Several proposals reflect a desire to include a wider range of voices in course materials. Sujit Datta will use the grant to develop new modules for CBE/MAE/MSE 430: Squishy Engineering: Using Soft Materials to Solve Hard Problems; he will profile and invite as guest speakers women and individuals from underrepresented groups who are leading scientists and engineers in the field of soft matter. Tanushree Goyal will expand the use of community journalism documentaries in POL 357/SPI 314/GSS 399/SAS 357: Gender and Development to include regions beyond South Asia. Johnny LaForêt will revise the curriculum in Intermediate French to include writing by women of color from former French colonies with the goal of showing students “the complexity, the richness, and the beauty of the Francophone world at large.”

Several faculty members will use the grant to devise new assignments for their courses. Christopher Núñez will introduce an Audio Description project into DAN 326: Introduction to Vortex: A Sacred Dance Practice. Laurel Lorenz proposed an expansion of her “This I Believe” assignment in Experimental Molecular Biology, which asks students to reflect on how their guiding principles influence their perspectives in science. The grant will enable Fang-Yen Hsieh to develop a survey/interview project for Intensive Third-Year Modern Chinese II.

The grant will enable some faculty to alter their course’s structure—adding units or shifting their overall approach. Tehseen Thaver will create two units in Introduction to Islam: one on Islam in North America and another on Islam, gender, and sexuality. Marcus Lee will move AAS 306/POL 425: Black Politics Since 1965 to a case study model and revise the course’s assignments to encourage students to connect course materials to contemporary issues of their choosing.

Two proposals offered revisions that will support student access to STEM courses.
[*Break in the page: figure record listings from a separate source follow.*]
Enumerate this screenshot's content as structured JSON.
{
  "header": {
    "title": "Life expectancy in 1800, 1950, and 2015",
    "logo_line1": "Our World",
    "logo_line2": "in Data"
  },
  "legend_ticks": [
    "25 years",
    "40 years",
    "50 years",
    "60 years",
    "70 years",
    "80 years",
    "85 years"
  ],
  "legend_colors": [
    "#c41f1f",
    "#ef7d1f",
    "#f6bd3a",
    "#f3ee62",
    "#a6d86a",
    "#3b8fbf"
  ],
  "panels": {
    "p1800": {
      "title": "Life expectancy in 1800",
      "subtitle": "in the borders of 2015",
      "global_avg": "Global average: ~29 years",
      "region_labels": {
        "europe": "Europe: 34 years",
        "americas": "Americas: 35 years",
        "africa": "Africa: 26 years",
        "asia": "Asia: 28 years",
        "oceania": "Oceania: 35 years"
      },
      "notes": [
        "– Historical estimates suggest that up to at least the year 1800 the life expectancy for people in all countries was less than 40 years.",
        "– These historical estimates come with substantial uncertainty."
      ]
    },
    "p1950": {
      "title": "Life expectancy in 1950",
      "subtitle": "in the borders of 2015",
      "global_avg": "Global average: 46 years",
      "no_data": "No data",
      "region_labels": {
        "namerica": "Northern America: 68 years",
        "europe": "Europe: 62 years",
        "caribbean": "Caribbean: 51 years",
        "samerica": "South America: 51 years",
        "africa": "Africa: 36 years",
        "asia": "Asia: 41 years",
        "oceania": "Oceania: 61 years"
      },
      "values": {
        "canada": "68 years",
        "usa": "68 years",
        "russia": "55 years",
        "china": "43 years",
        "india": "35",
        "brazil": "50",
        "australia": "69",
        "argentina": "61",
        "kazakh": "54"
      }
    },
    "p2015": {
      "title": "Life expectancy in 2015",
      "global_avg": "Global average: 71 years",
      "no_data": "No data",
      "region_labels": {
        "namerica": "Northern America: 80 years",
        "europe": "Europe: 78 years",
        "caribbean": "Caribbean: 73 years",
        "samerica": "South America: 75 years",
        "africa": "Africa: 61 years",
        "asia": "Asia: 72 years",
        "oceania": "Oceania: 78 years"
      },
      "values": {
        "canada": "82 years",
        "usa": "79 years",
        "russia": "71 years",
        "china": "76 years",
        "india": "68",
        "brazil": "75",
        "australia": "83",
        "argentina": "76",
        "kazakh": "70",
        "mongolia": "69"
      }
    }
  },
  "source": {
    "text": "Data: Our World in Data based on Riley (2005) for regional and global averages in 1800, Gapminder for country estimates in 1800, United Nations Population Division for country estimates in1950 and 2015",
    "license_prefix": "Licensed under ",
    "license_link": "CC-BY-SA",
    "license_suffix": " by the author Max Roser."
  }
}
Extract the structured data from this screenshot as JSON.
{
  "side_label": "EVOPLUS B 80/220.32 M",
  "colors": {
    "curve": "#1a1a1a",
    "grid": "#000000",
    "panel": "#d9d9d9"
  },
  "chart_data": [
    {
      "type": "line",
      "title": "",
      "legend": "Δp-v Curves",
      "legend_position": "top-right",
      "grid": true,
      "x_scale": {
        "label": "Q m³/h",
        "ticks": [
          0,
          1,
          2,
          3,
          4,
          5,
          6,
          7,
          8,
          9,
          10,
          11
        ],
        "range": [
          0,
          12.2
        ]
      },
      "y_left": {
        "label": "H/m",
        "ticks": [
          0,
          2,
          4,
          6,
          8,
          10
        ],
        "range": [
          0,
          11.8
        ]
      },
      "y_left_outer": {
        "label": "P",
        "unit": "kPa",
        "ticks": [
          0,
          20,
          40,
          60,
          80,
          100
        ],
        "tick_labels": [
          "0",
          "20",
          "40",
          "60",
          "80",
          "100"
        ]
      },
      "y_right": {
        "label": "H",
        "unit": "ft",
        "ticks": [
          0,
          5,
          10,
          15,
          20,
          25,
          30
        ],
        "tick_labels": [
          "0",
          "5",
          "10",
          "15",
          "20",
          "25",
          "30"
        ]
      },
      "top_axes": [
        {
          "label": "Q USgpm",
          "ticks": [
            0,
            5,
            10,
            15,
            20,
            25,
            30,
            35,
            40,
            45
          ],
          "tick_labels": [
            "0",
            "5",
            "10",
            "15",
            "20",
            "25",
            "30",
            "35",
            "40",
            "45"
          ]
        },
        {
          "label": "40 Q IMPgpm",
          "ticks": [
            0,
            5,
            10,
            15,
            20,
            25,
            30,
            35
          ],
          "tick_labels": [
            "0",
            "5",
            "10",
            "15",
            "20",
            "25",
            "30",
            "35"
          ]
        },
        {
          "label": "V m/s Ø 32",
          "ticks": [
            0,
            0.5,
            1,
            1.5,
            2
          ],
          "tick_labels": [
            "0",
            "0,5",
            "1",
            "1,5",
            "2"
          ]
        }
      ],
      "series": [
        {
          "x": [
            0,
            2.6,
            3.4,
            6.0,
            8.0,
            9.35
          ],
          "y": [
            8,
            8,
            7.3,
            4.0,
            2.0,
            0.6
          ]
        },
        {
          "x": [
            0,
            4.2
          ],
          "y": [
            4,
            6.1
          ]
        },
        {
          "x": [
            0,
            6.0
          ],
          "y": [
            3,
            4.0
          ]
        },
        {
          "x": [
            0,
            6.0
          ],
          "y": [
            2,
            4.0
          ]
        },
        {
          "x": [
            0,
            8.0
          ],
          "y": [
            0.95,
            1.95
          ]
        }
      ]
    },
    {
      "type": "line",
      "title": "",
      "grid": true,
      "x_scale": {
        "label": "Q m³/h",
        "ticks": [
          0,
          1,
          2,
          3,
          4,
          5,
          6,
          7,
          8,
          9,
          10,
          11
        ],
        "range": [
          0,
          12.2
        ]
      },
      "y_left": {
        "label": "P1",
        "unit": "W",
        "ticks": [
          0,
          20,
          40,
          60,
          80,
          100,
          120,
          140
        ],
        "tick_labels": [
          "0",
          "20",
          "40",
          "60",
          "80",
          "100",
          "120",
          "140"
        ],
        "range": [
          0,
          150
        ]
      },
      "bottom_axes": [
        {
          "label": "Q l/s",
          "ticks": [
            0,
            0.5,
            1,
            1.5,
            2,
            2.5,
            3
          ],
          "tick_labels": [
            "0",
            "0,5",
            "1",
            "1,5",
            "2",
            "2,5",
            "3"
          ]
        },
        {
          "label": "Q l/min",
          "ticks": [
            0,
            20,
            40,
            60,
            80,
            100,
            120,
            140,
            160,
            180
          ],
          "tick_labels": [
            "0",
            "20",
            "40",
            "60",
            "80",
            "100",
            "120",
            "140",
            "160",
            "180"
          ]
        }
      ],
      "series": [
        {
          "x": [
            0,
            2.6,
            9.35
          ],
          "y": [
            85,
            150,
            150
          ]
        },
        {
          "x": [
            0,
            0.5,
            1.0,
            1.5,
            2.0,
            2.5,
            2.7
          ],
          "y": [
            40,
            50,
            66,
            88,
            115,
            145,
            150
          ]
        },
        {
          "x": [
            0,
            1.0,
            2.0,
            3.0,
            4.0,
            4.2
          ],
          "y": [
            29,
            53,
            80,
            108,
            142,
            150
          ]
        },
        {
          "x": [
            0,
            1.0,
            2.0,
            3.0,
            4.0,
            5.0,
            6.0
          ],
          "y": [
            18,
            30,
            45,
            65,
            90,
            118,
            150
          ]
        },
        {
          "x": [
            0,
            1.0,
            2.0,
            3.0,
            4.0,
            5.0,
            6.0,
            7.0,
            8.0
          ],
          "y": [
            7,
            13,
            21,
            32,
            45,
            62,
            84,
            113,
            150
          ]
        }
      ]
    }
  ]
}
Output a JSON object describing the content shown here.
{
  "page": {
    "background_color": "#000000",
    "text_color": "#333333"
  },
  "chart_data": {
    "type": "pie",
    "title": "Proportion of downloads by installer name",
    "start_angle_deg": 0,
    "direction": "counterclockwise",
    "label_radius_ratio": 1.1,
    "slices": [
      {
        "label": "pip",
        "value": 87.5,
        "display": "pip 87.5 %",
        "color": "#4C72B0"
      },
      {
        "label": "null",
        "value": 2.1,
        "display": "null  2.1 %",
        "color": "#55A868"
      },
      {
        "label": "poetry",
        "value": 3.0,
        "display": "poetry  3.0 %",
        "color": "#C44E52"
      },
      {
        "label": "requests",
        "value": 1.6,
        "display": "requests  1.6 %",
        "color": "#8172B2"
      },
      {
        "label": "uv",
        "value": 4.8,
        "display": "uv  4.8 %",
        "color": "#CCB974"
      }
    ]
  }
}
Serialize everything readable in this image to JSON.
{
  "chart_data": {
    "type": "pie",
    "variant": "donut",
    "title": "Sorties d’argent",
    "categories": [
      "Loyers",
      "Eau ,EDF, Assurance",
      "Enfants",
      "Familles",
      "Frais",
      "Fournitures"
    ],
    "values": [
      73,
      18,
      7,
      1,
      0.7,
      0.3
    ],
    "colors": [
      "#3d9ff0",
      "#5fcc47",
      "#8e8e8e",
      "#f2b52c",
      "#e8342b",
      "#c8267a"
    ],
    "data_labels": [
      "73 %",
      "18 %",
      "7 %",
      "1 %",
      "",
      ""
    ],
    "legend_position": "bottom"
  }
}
Jesse Gomez plans to replace half of the homework assignments in Introduction to Cognitive Neuroscience with hands-on, interactive online coding notebooks designed to walk students through introductory programming. He hopes this shift will “lower the accessibility barrier into quantitative STEM fields such as neuroscience.” Jason Puchalla will implement a structured, one-on-one meeting schedule for the first two weeks of PHYS 108: Physics for the Life Sciences, where, as course director, he will meet with each of the students for a 10-minute introductory chat. 

Senior Associate Director Jessica Del Vecchio, who administers the grants, noted that she was “thrilled by the number and diversity of the proposals received this year and their demonstration of Princeton faculty’s commitment to equitable and inclusive teaching.”